Advances in long-read sequencing technology have led to a rapid increase in high-quality genome assemblies. These make it possible to compare genome sequences across the Tree of Life, deepening our understanding of evolutionary relationships. Average nucleotide identity (ANI) is a metric for estimating the genetic similarity between two genomes, usually calculated as the mean identity of their shared genomic regions. These regions are typically found with genome aligners like Basic Local Alignment Search Tool BLAST or MUMmer. ANI has been applied to species delineation, building guide trees, and searching large sequence databases. Since computing ANI via genome alignment is computationally expensive, the field has increasingly turned to sketch-based approaches that use assumptions and heuristics to speed this up. We propose a suite of simulated and real benchmark datasets, together with a rank-correlation-based metric, to study how these assumptions and heuristics impact distance estimates. We call this evaluation framework EvANI. With EvANI, we show that ANIb is the ANI estimation algorithm that best captures tree distance, though it is also the least efficient. We show that k-mer-based approaches are extremely efficient and have consistently strong accuracy. We also show that some clades have inter-sequence distances that are best computed using multiple values of $k$, e.g. $k=10$ and $k=19$ for Chlamydiales. Finally, we highlight that approaches based on maximal exact matches may represent an advantageous compromise, achieving an intermediate level of computational efficiency while avoiding over-reliance on a single fixed k-mer length.

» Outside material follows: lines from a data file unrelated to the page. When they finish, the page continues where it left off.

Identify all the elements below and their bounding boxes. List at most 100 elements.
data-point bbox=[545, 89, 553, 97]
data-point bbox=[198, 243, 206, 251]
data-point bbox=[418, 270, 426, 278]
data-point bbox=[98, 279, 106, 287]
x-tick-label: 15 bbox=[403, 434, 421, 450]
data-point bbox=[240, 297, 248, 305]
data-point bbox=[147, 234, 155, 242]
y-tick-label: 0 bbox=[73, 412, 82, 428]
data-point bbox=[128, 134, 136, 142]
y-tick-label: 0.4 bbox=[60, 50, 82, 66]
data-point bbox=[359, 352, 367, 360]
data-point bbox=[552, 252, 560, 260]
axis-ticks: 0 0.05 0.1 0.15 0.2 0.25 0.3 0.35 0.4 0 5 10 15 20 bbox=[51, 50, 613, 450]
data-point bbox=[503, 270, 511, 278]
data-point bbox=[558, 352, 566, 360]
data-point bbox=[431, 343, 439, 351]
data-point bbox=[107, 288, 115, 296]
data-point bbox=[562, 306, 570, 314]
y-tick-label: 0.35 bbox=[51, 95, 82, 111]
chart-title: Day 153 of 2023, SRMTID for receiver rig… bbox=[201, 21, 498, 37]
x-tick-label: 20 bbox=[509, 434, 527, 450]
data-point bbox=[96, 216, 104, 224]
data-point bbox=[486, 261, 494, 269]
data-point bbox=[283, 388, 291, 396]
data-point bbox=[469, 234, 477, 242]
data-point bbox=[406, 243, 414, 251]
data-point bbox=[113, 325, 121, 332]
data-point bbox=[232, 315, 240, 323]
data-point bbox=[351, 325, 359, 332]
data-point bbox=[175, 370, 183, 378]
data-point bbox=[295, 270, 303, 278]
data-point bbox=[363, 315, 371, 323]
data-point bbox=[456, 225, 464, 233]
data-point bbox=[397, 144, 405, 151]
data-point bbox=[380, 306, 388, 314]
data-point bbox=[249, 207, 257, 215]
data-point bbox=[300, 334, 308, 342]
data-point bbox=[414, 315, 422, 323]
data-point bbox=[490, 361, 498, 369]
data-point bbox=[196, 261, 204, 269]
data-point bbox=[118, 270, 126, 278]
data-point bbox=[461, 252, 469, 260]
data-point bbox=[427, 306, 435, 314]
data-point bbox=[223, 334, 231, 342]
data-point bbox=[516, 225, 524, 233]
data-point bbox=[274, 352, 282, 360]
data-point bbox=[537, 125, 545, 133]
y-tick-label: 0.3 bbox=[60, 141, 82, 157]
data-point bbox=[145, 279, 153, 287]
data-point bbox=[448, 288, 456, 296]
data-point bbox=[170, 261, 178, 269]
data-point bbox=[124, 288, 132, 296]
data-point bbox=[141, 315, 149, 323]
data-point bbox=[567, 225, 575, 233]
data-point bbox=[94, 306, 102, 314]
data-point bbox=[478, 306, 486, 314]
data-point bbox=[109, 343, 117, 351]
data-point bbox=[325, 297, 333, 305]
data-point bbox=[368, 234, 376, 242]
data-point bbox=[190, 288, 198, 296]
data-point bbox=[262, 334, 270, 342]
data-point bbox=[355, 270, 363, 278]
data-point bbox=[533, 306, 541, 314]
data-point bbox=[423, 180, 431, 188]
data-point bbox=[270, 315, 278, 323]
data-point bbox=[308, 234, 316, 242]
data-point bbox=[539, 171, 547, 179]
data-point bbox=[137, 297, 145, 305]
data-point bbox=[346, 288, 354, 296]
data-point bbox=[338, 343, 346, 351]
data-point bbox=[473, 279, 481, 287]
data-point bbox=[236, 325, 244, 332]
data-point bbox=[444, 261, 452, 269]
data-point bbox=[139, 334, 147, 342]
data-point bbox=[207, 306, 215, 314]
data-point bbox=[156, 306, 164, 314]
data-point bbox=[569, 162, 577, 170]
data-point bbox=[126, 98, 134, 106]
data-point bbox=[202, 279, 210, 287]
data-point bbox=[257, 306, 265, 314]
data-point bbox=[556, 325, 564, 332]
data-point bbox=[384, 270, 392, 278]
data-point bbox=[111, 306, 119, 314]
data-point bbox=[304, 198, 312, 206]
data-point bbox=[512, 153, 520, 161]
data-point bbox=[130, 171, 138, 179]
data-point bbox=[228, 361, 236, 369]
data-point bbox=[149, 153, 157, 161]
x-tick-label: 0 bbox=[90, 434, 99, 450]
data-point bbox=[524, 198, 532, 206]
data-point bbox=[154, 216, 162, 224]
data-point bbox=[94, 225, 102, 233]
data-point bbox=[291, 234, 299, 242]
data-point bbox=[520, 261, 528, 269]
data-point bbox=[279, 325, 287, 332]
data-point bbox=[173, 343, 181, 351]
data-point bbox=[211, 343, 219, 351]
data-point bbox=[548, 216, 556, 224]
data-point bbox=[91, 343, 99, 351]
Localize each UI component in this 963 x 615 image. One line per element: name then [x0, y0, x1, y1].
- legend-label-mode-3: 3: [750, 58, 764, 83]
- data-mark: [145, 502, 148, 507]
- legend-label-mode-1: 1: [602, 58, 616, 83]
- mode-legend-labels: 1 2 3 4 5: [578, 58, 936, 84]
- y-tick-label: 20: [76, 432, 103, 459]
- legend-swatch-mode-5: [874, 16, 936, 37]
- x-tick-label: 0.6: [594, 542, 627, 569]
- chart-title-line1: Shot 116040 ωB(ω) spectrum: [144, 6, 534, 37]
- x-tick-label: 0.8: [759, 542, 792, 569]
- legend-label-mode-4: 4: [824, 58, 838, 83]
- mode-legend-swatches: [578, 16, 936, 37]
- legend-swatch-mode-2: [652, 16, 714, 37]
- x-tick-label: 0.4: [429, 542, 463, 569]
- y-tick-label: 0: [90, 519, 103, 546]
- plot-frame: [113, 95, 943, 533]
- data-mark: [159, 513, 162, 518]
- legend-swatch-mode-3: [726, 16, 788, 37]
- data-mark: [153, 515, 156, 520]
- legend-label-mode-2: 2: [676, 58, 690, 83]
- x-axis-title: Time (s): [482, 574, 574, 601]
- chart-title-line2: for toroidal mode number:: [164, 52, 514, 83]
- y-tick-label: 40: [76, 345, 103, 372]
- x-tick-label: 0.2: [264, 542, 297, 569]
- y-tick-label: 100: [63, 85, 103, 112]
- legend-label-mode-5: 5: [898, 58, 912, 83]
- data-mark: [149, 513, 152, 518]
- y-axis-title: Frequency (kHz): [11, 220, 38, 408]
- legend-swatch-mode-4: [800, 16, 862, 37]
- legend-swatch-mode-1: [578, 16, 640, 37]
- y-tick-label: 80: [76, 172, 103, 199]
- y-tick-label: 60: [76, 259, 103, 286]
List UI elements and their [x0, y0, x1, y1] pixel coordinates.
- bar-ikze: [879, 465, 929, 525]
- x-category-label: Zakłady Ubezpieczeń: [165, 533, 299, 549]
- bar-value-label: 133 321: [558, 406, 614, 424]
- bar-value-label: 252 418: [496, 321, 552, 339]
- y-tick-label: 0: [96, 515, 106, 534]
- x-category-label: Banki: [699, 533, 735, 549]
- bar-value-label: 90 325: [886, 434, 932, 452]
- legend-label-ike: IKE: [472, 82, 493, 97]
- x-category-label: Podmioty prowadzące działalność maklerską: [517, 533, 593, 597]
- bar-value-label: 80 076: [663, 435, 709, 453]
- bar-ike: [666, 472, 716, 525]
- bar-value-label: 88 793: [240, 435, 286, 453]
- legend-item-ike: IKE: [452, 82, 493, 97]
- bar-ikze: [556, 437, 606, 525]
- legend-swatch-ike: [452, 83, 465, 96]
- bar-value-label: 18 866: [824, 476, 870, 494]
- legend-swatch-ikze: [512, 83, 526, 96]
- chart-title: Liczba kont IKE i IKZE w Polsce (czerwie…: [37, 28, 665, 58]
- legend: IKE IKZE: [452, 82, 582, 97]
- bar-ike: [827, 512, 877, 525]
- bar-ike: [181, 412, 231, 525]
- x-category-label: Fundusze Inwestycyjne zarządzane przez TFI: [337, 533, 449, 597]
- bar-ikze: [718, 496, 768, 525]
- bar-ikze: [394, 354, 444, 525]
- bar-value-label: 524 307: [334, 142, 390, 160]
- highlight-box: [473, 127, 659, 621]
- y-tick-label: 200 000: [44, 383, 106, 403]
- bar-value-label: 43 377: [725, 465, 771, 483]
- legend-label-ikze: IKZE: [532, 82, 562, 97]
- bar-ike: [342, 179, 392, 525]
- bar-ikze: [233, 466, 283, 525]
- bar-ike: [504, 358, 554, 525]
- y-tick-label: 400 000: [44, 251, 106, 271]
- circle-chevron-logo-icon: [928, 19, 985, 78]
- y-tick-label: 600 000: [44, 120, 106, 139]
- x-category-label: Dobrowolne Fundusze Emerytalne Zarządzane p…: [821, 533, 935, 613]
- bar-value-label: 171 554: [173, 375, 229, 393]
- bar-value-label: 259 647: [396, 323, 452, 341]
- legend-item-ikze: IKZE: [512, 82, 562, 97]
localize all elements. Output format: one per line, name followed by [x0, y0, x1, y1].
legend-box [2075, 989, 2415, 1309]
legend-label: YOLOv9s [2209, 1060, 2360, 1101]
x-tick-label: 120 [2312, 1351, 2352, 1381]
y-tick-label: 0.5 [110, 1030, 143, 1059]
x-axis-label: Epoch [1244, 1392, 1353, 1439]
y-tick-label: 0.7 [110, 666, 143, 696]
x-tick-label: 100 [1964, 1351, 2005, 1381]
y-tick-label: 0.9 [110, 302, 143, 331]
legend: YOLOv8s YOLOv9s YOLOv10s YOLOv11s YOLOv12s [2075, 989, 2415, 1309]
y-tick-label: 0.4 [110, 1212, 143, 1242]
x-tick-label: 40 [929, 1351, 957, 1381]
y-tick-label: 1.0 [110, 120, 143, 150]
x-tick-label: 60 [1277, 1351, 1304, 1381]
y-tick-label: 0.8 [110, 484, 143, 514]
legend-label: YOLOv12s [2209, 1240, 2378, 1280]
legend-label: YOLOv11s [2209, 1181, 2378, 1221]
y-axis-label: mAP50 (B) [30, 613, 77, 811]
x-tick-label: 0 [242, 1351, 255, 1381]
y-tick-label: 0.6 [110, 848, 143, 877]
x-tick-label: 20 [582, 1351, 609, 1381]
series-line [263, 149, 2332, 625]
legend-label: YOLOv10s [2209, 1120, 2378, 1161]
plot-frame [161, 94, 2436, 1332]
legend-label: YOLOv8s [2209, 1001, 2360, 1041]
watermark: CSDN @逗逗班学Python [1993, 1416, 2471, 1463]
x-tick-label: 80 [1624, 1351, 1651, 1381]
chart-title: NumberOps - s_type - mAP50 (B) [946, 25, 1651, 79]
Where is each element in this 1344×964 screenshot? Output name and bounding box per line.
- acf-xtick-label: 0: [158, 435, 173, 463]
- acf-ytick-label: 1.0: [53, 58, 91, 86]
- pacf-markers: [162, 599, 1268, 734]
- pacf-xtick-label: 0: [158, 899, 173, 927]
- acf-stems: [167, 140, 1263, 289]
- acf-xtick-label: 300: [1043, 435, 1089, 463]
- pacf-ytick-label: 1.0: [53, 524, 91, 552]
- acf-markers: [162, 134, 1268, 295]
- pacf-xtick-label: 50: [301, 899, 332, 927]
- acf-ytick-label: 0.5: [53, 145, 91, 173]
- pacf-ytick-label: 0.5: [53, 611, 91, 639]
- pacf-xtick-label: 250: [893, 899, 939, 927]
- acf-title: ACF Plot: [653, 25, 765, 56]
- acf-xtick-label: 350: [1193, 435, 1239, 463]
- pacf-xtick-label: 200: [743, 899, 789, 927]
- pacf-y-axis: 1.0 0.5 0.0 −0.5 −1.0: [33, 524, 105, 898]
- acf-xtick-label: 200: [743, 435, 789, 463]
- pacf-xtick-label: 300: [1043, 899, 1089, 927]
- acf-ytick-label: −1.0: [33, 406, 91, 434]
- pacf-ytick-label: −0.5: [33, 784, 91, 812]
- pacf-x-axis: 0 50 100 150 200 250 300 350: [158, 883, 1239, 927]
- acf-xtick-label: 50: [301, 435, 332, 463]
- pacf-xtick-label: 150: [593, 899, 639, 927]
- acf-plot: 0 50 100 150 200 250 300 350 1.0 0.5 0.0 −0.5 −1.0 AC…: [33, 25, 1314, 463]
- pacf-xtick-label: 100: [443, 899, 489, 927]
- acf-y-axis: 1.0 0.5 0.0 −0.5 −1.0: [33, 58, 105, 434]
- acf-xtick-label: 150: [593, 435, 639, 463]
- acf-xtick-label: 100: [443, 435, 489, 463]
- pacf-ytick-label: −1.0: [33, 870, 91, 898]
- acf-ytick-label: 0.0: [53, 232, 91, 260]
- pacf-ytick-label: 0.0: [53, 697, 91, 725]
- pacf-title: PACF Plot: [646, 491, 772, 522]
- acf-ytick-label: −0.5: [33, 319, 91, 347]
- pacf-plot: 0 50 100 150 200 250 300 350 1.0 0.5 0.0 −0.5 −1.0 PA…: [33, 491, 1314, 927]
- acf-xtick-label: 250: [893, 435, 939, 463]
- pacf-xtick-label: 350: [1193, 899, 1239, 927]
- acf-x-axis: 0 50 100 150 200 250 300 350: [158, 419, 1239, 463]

长读长测序技术的进步使得高质量基因组组装迅速增加。这使得跨生命之树比较基因组序列成为可能,加深了我们对进化关系的理解。平均核苷酸同一性(ANI)是一种用于估计两个基因组之间遗传相似性的指标,通常计算为它们共享基因组区域的平均同一性。这些区域通常通过诸如基本局部比对搜索工具BLAST或MUMmer等基因组比对工具找到。ANI已应用于物种划分、构建引导树和搜索大型序列数据库。由于通过基因组比对计算ANI在计算上成本高昂,该领域越来越多地转向基于草图的方法,这些方法使用假设和启发式方法来加快计算速度。我们提出了一套模拟和真实的基准数据集,以及一种基于秩相关的指标,以研究这些假设和启发式方法如何影响距离估计。我们将这个评估框架称为EvANI。通过EvANI,我们表明ANIb是最能捕捉树距离的ANI估计算法,尽管它也是效率最低的。我们表明基于k-mer的方法极其高效且具有始终很强的准确性。我们还表明,一些进化枝的序列间距离最好使用多个k值来计算,例如衣原体的k = 10和k = 19。最后,我们强调基于最大精确匹配的方法可能代表一种有利的折衷方案,在避免过度依赖单一固定k-mer长度的同时,实现中等水平的计算效率。